Tiny IoT devices have always had to cope with limited computing power, memory, and battery life. If you’ve ever struggled to squeeze advanced functionality into a small sensor, you’ll understand why the new techniques developed by researchers at COMET K1 center Pro 2 Future, TU Graz, and the University of St. Gallen are so exciting. By focusing on custom, task-specific AI models, they’ve managed to run effective algorithms right on the device – without leaning on external computing power.
Take, for example, the ultra-wideband localisation setup that now operates with a mere 4 kilobytes of memory. Instead of deploying large language models, this system uses a specialised model designed to handle a precise task, like estimating distances. Michael Krisper, who leads the project at Pro 2 Future, explains that reaching this level of efficiency isn’t about cutting corners—it’s about using innovative techniques to tailor the process to the device’s strengths and limitations.
The breakthrough centres on a modular system. Rather than relying on one universal model, the system uses several smaller models, each crafted for specific interference scenarios such as metal barriers or human obstructions. A chip-based orchestration mechanism quickly identifies the interference type and fetches the relevant model in under 100 milliseconds – a speed that suits even busy warehouse environments.
Another clever tactic involves subspace configurable networks (SCNs). Instead of creating separate models for every variation, SCNs adapt dynamically to incoming data. This method has proven highly effective for tasks like object classification, processing images up to 7.8 times faster than when computations are offloaded. Added techniques like model folding, quantisation (which substitutes floating-point numbers with integers), and pruning (removing non-essential elements) further optimise performance by reducing energy consumption without a major dip in accuracy.
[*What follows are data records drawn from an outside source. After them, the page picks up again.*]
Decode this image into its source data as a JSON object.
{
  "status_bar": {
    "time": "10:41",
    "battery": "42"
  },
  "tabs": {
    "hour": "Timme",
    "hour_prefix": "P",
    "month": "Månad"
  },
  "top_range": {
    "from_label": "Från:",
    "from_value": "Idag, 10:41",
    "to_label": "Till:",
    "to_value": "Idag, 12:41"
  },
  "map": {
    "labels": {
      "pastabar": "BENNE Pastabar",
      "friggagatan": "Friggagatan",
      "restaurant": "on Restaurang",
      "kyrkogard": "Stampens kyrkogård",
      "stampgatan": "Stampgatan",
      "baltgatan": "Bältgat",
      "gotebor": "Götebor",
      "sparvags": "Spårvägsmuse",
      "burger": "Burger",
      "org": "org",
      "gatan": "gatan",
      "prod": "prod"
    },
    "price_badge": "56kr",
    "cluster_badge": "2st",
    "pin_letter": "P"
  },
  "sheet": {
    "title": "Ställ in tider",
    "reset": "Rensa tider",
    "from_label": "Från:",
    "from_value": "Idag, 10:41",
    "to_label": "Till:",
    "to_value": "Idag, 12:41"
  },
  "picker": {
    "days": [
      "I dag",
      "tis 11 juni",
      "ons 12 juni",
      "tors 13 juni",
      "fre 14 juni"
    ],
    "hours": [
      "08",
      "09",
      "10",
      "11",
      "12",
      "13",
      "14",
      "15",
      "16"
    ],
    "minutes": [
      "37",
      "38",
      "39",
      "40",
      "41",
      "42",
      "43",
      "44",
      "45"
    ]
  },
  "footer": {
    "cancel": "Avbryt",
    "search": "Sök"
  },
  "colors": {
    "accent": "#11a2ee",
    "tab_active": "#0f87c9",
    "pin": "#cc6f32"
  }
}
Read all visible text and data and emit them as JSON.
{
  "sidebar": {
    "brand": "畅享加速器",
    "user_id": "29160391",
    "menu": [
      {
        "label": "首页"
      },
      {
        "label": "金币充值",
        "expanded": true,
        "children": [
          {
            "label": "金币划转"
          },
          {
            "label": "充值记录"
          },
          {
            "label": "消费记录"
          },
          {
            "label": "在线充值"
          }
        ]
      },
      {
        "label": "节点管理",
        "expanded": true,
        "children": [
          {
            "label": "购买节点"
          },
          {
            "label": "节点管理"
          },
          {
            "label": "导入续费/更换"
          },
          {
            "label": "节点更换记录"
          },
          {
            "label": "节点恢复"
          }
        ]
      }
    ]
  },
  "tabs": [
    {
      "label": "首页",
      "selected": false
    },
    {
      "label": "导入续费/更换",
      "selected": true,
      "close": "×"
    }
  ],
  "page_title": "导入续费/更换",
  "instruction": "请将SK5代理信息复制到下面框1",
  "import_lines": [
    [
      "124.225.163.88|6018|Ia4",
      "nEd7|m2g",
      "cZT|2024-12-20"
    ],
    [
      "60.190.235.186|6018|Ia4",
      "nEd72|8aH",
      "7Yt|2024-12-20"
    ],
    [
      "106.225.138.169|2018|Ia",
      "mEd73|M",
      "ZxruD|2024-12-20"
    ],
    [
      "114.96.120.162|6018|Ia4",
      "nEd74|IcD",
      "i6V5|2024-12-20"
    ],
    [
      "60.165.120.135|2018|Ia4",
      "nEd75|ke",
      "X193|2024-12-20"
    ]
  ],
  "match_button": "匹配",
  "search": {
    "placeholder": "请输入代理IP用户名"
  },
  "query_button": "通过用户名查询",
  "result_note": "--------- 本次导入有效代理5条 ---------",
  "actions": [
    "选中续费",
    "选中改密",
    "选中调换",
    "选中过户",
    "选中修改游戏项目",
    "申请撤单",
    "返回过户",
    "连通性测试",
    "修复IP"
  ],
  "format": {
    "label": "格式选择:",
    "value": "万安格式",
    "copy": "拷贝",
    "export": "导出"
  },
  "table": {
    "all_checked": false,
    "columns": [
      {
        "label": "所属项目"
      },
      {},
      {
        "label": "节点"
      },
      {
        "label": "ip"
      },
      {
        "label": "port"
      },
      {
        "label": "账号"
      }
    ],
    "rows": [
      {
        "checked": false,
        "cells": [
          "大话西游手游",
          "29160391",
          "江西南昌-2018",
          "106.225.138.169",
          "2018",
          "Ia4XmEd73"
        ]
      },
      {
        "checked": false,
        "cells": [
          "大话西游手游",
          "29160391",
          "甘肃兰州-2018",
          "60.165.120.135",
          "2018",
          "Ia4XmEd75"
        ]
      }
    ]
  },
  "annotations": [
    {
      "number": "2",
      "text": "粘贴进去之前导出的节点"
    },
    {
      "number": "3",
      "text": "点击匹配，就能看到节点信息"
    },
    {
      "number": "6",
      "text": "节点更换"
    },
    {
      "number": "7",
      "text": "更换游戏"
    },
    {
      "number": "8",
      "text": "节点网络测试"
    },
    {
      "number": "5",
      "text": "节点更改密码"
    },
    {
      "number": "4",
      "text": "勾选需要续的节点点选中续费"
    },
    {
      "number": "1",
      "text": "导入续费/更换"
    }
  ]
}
This work perfectly balances miniaturisation and precision. While the initial focus was on ultra-wideband localisation for industrial automation, the approach opens the door to many other applications. Think of enhanced security for keyless car systems or smart home devices that enjoy an extended battery life. The possibilities are as broad as they are promising.
Teamwork is at the heart of this development. Pro 2 Future handled the embedded systems and hardware implementation, with Olga Saukh in charge of embedded machine learning foundations, and Simon Mayer contributing his expertise in localisation research at the University of St. Gallen. Together, they’ve built a solid foundation for future products and innovative uses of AI on tiny devices.
By customising AI to work within strict limits, this approach not only pushes the boundaries of what small devices can do but also promises smarter, more energy-efficient technology in everyday life. It’s a clear step toward making every device smarter and more resilient, no matter its size.